We think Deefer's snuggle pillow attacked him whilst we were out and he defended his station really well. The pillow is no more and Deef knows all the bits are in the bin (he had a little whine! whilst staring at his face in the refection.) The person who left the pillow with him has not been found so we think it must have been "Mr. Twasn't Me". Off to go shopping for a replacement today!

Sue


----------



## caradunne (Nov 29, 2010)

Such a cheeky chappy!


----------



## curt3007 (May 28, 2011)

that so made me smile


----------



## Pepster (Jul 22, 2011)

Ha ha  Deefer really does look like he's saying "look what happened," lol


----------



## Julie Clark (Sep 8, 2011)

I'm glad Deefer defended himself so well.... naughty snuggle pillow!
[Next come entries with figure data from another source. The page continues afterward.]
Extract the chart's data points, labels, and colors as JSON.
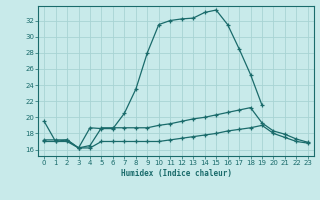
{
  "title": "",
  "xlabel": "Humidex (Indice chaleur)",
  "bg_color": "#c8eaea",
  "grid_color": "#a8d4d4",
  "line_color": "#1a6b6b",
  "x_ticks": [
    0,
    1,
    2,
    3,
    4,
    5,
    6,
    7,
    8,
    9,
    10,
    11,
    12,
    13,
    14,
    15,
    16,
    17,
    18,
    19,
    20,
    21,
    22,
    23
  ],
  "y_ticks": [
    16,
    18,
    20,
    22,
    24,
    26,
    28,
    30,
    32
  ],
  "xlim": [
    -0.5,
    23.5
  ],
  "ylim": [
    15.2,
    33.8
  ],
  "line1_x": [
    0,
    1,
    2,
    3,
    4,
    5,
    6,
    7,
    8,
    9,
    10,
    11,
    12,
    13,
    14,
    15,
    16,
    17,
    18,
    19
  ],
  "line1_y": [
    19.5,
    17.0,
    17.2,
    16.2,
    18.7,
    18.6,
    18.6,
    20.5,
    23.5,
    28.0,
    31.5,
    32.0,
    32.2,
    32.3,
    33.0,
    33.3,
    31.5,
    28.5,
    25.3,
    21.5
  ],
  "line2_x": [
    0,
    1,
    2,
    3,
    4,
    5,
    6,
    7,
    8,
    9,
    10,
    11,
    12,
    13,
    14,
    15,
    16,
    17,
    18,
    19,
    20,
    21,
    22,
    23
  ],
  "line2_y": [
    17.2,
    17.2,
    17.2,
    16.2,
    16.5,
    18.7,
    18.7,
    18.7,
    18.7,
    18.7,
    19.0,
    19.2,
    19.5,
    19.8,
    20.0,
    20.3,
    20.6,
    20.9,
    21.2,
    19.3,
    18.3,
    17.9,
    17.3,
    16.9
  ],
  "line3_x": [
    0,
    1,
    2,
    3,
    4,
    5,
    6,
    7,
    8,
    9,
    10,
    11,
    12,
    13,
    14,
    15,
    16,
    17,
    18,
    19,
    20,
    21,
    22,
    23
  ],
  "line3_y": [
    17.0,
    17.0,
    17.0,
    16.2,
    16.2,
    17.0,
    17.0,
    17.0,
    17.0,
    17.0,
    17.0,
    17.2,
    17.4,
    17.6,
    17.8,
    18.0,
    18.3,
    18.5,
    18.7,
    19.0,
    18.0,
    17.5,
    17.0,
    16.8
  ]
}
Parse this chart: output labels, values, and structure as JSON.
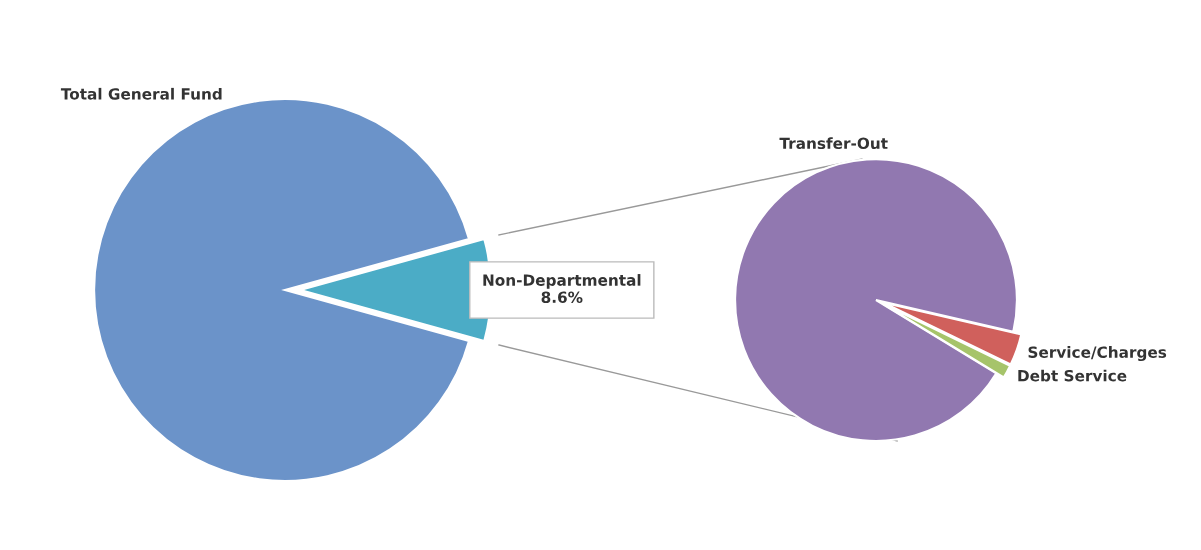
{
  "chart_data": [
    {
      "type": "pie",
      "categories": [
        "Total General Fund",
        "Non-Departmental"
      ],
      "values": [
        91.4,
        8.6
      ],
      "colors": [
        "#6b93c9",
        "#4bacc6"
      ],
      "value_labels": [
        null,
        "8.6%"
      ]
    },
    {
      "type": "pie",
      "categories": [
        "Transfer-Out",
        "Service/Charges",
        "Debt Service"
      ],
      "values": [
        94.9,
        3.6,
        1.5
      ],
      "colors": [
        "#9178b0",
        "#d0605c",
        "#a6c46a"
      ]
    }
  ]
}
Fab picture, made me chuckle out loud.


----------



## S.Claire (Sep 1, 2011)

Fantastic! What a naughty boy. With faces like that, you could just never be mad. This has brought a smile to my face on a Friday morning!


----------



## Deefer (Jun 15, 2011)

How could we have been cross -- he looked so put out! Think there is a small part of regret in him today - he just looked in his toy box (which he is able to tip up and empty in a just a couple of seconds !) and gave me a "where is the pillow gone?". Bless him


----------



## Cockapoodledoo (Feb 8, 2011)

Ha ha! That photo is definitely a keeper! Thanks for posting. 

Karen x


----------



## Laura(L)Izzie (Sep 9, 2011)

That photo is great  He does look like he's telling you he's done nothing wrong  That guilty little puppy face  Haha. x


----------



## M&M's mummy (Jul 12, 2011)

awww you just can't be angry with them can you?
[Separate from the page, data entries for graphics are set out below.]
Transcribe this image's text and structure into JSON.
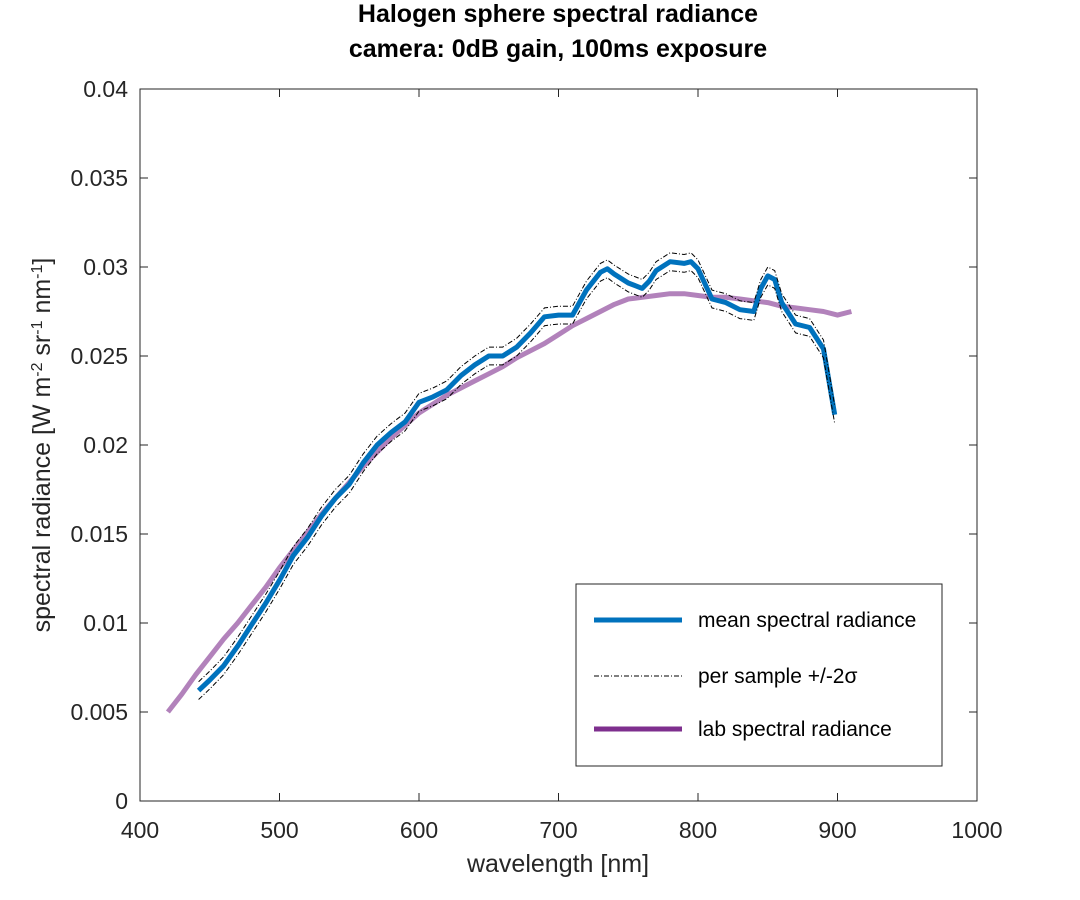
{
  "chart_data": {
    "type": "line",
    "title": "Halogen sphere spectral radiance",
    "subtitle": "camera: 0dB gain, 100ms exposure",
    "xlabel": "wavelength [nm]",
    "ylabel_parts": [
      "spectral radiance [W m",
      "-2",
      " sr",
      "-1",
      " nm",
      "-1",
      "]"
    ],
    "xlim": [
      400,
      1000
    ],
    "ylim": [
      0,
      0.04
    ],
    "xticks": [
      400,
      500,
      600,
      700,
      800,
      900,
      1000
    ],
    "xtick_labels": [
      "400",
      "500",
      "600",
      "700",
      "800",
      "900",
      "1000"
    ],
    "yticks": [
      0,
      0.005,
      0.01,
      0.015,
      0.02,
      0.025,
      0.03,
      0.035,
      0.04
    ],
    "ytick_labels": [
      "0",
      "0.005",
      "0.01",
      "0.015",
      "0.02",
      "0.025",
      "0.03",
      "0.035",
      "0.04"
    ],
    "grid": false,
    "legend_position": "bottom-right",
    "series": [
      {
        "name": "mean spectral radiance",
        "color": "#0072BD",
        "style": "solid-thick",
        "x": [
          442,
          450,
          460,
          470,
          480,
          490,
          500,
          510,
          520,
          530,
          540,
          550,
          560,
          570,
          580,
          590,
          600,
          610,
          620,
          630,
          640,
          650,
          660,
          670,
          680,
          690,
          700,
          710,
          720,
          730,
          735,
          740,
          750,
          760,
          765,
          770,
          780,
          790,
          795,
          800,
          810,
          820,
          830,
          840,
          845,
          850,
          855,
          860,
          870,
          880,
          890,
          898
        ],
        "y": [
          0.0062,
          0.0068,
          0.0076,
          0.0087,
          0.0099,
          0.0111,
          0.0124,
          0.0138,
          0.0148,
          0.016,
          0.017,
          0.0178,
          0.019,
          0.02,
          0.0207,
          0.0213,
          0.0224,
          0.0227,
          0.0231,
          0.0239,
          0.0245,
          0.025,
          0.025,
          0.0255,
          0.0263,
          0.0272,
          0.0273,
          0.0273,
          0.0287,
          0.0297,
          0.0299,
          0.0296,
          0.0291,
          0.0288,
          0.0292,
          0.0298,
          0.0303,
          0.0302,
          0.0303,
          0.0299,
          0.0282,
          0.028,
          0.0276,
          0.0275,
          0.0288,
          0.0295,
          0.0293,
          0.028,
          0.0268,
          0.0266,
          0.0254,
          0.0217
        ]
      },
      {
        "name": "per sample +/-2σ",
        "color": "#000000",
        "style": "dash-dot"
      },
      {
        "name": "lab spectral radiance",
        "color": "#7E2F8E",
        "style": "solid-thick",
        "x": [
          420,
          430,
          440,
          450,
          460,
          470,
          480,
          490,
          500,
          510,
          520,
          530,
          540,
          550,
          560,
          570,
          580,
          590,
          600,
          610,
          620,
          630,
          640,
          650,
          660,
          670,
          680,
          690,
          700,
          710,
          720,
          730,
          740,
          750,
          760,
          770,
          780,
          790,
          800,
          810,
          820,
          830,
          840,
          850,
          860,
          870,
          880,
          890,
          900,
          910
        ],
        "y": [
          0.005,
          0.006,
          0.0071,
          0.0081,
          0.0091,
          0.01,
          0.011,
          0.012,
          0.0131,
          0.0141,
          0.0151,
          0.0161,
          0.017,
          0.0179,
          0.0188,
          0.0196,
          0.0204,
          0.0211,
          0.0218,
          0.0223,
          0.0228,
          0.0232,
          0.0236,
          0.024,
          0.0244,
          0.0249,
          0.0253,
          0.0257,
          0.0262,
          0.0267,
          0.0271,
          0.0275,
          0.0279,
          0.0282,
          0.0283,
          0.0284,
          0.0285,
          0.0285,
          0.0284,
          0.0283,
          0.0283,
          0.0282,
          0.0281,
          0.028,
          0.0278,
          0.0277,
          0.0276,
          0.0275,
          0.0273,
          0.0275
        ]
      }
    ],
    "sigma_band": 0.0005
  }
}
Bless him- but he had loads of fun ripping the stuffing out of it!!


----------



## EG1 (May 14, 2011)

Rampant snuggle pillows can be very scary - well done Deefer for fighting it off! xx


----------



## Greenleys19 (Aug 30, 2011)

Love it! This made us laugh soooo much


----------



## Deefer (Jun 15, 2011)

I have succumbed today and bought him yet another toy with the claim to be "indestructable"! Not holding out any hopes...


----------



## Guest (Oct 14, 2011)

haha made me laugh cheeky boy janice


----------



## Jedicrazy (Apr 26, 2011)

Deefer 1 - Snuggle Pillow 0 

:laugh::first:


----------



## lady amanda (Nov 26, 2010)

HAHAHAHHAHAHA OH MY GOODNESS!!!
That is hillarious....poor pillow!!! I bet he had a blast doing it!!


----------